On se dit : c’est pour moi. Puis un peu pour les autres aussi.
Et puis on ne se dit plus rien.
On écrit. Ça s’écrit.
Besoin naturel.

Atelier sur l’enfance. F.B. dit :
« Il n’en faut pas beaucoup pour se perdre quand on est enfant. »
Je l’écris aussitôt : terreurs, perditions.
Mais aussi les cailloux, les fils, les arbres, les cabanes.
La route.

Sans les mots, que reste-t-il ?
L’effroi, la nuit, l’abrutissement.

Se perdre, c’était surtout oublier cet enfant-là.
Et puis un clou chasse l’autre.
Attention.

Les mots : amour, torture, fidélité, trahison.
Les articles : le, la, les.
Mon cerisier. Ton abricotier. Leur poirier.
Leurs grillages.
Les genoux qu’on s’écorche.
Le vent, la pluie.

Un arbre, une haie, un jour.
Une maison. Un homme. Un chien. Un coup de feu.
Je. Tu. Il.
Nous. Vous. Ils.

Le pronom n’est pas un nom. Il ne l’a jamais été.

Se perdre dans les livres.
Se trouver autrement.
Peut-être.

*

Aujourd’hui : les impôts.
Un bâtiment en travaux. Une autre adresse.
Il y va. Il attend. Il se trompe. On le renvoie.
Ses épaules tombent. Mais il tient bon.
Et soudain, miracle : un fonctionnaire souriant.

Sortir. Sentir que quelque chose s’est réglée.
Alors qu’il y a une heure, on était au fond du trou.

*

Peinture l’après-midi. Tête farcie. Rien préparé.
Chercher le sens d’un exercice en le pratiquant.
Confus, mais ça travaille.

Une boîte à livres dans un coin.
Un Chamoiseau. *Texaco.*
Pas lu celui-là.
Je le prends.
Je devrai le remplacer après les vacances.
Boucher le trou.

sous-conversation

Il écrit. Mais pour quoi ? pour qui ?
Ça sort, comme ça. Naturel. Ou pas.
Ça serre un peu, là.
Comme s’il fallait se justifier d’écrire. Encore. Toujours.

L’enfance. Encore.
Se perdre… mais quoi, qui, exactement ?
S’éloigner. De quoi ? De qui ?
De cet enfant. Celui-là. Surtout celui-là.
Mais pas trop loin non plus. Sinon tout s’efface.

Il s’égare.
Dans les mots. Dans les arbres. Dans les pronoms.
“Je” flotte. “Tu” accuse. “Ils” menacent.
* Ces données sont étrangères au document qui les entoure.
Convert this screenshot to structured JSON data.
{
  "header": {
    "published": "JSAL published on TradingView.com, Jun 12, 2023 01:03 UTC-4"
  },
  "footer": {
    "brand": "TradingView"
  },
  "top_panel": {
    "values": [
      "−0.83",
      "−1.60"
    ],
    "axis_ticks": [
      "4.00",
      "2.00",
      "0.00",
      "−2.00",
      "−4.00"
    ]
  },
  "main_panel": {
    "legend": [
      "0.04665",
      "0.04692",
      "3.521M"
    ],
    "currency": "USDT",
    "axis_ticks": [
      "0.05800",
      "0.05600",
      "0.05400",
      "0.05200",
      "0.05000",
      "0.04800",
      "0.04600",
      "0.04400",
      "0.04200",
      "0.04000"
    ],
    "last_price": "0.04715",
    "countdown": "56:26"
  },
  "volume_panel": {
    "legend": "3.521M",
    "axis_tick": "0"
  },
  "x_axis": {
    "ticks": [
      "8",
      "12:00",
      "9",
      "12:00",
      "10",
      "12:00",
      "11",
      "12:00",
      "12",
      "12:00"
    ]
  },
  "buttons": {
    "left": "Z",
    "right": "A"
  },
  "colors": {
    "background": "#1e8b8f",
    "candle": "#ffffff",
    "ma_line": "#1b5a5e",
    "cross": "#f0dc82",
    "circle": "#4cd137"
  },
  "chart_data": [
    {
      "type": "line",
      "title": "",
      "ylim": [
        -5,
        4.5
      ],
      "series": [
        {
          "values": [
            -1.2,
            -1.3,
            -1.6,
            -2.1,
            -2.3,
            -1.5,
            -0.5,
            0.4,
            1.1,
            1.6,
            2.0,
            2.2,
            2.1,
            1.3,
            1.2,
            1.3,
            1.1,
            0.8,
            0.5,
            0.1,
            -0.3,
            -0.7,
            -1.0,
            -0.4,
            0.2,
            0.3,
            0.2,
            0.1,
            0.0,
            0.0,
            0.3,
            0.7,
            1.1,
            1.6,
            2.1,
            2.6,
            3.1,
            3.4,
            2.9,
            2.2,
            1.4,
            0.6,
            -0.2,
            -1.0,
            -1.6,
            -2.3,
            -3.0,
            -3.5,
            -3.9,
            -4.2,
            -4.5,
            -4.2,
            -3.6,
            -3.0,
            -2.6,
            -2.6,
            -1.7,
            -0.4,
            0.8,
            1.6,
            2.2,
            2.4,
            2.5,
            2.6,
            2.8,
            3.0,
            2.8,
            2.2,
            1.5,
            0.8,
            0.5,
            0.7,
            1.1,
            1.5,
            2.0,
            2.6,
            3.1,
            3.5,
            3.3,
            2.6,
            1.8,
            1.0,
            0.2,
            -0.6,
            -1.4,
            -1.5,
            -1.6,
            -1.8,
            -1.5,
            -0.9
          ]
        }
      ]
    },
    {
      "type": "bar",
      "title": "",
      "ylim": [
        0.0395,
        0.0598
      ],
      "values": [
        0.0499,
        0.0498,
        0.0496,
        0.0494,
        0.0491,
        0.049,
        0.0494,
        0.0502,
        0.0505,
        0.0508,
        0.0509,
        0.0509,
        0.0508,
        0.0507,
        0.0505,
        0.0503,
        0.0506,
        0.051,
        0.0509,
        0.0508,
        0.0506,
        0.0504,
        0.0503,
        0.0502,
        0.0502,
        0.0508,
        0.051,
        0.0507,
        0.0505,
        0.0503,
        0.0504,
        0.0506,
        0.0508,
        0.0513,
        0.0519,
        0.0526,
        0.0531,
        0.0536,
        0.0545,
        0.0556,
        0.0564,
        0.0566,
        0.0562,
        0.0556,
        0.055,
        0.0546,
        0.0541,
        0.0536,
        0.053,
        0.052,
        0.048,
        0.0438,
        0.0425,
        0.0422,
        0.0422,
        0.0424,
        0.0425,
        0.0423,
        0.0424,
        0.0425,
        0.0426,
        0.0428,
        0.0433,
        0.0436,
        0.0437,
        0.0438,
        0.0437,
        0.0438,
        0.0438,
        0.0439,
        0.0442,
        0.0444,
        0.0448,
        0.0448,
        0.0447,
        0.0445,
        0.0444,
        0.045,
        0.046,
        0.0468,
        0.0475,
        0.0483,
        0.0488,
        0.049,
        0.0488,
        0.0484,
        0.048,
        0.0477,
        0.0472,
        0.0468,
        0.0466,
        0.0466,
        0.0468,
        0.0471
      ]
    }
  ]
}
L’administration. Le labyrinthe. Le bon guichet.
Sourire ou mépris.
Il ne faut pas exploser. Il ne faut pas.

Et puis : un livre.
Texaco.
Une dette née d’un livre gratuit.
Le trou qu’on ne veut pas laisser.

Notes de travail

Le texte est un terrain. Une forêt mentale. Il y a là-dedans : un enfant effrayé, un homme fatigué, un écrivain débordé, un corps traversé par mille signaux. Et la tentative d’un fil. D’une ligne de fuite.

Ce qui m’intrigue, c’est l’usage de la perte comme stratégie. On ne cherche pas à se retrouver, mais à se perdre. Et dans cette perte, se sauver d’une autre menace, plus ancienne. Plus ancrée.

L’enfant revient. Mais jamais en face. Il rôde, flotte, s’infiltre dans les mots, les pronoms, les scènes d’école ou de forêt. Il ne veut pas être dit frontalement. Alors il devient grammaire.

L’administration arrive comme un bloc brutal de réel. Le cauchemar bureaucratique qui révèle le moi quotidien, l’homme lambda face à l’absurde. Mais ici, même ça, on le traverse. On en sort vivant.

Et puis, le retour au livre. À Chamoiseau. À la dette symbolique. Car même la gratuité devient source d’angoisse.

Le texte, au fond, parle de la charge de devoir vivre, penser, écrire, transmettre. Et du gouffre laissé si l’on échoue.
Il écrit pour ne pas tomber. Et dans le trou du don gratuit, il sent l’obligation d’un retour.
Même les livres libres ne le sont pas vraiment.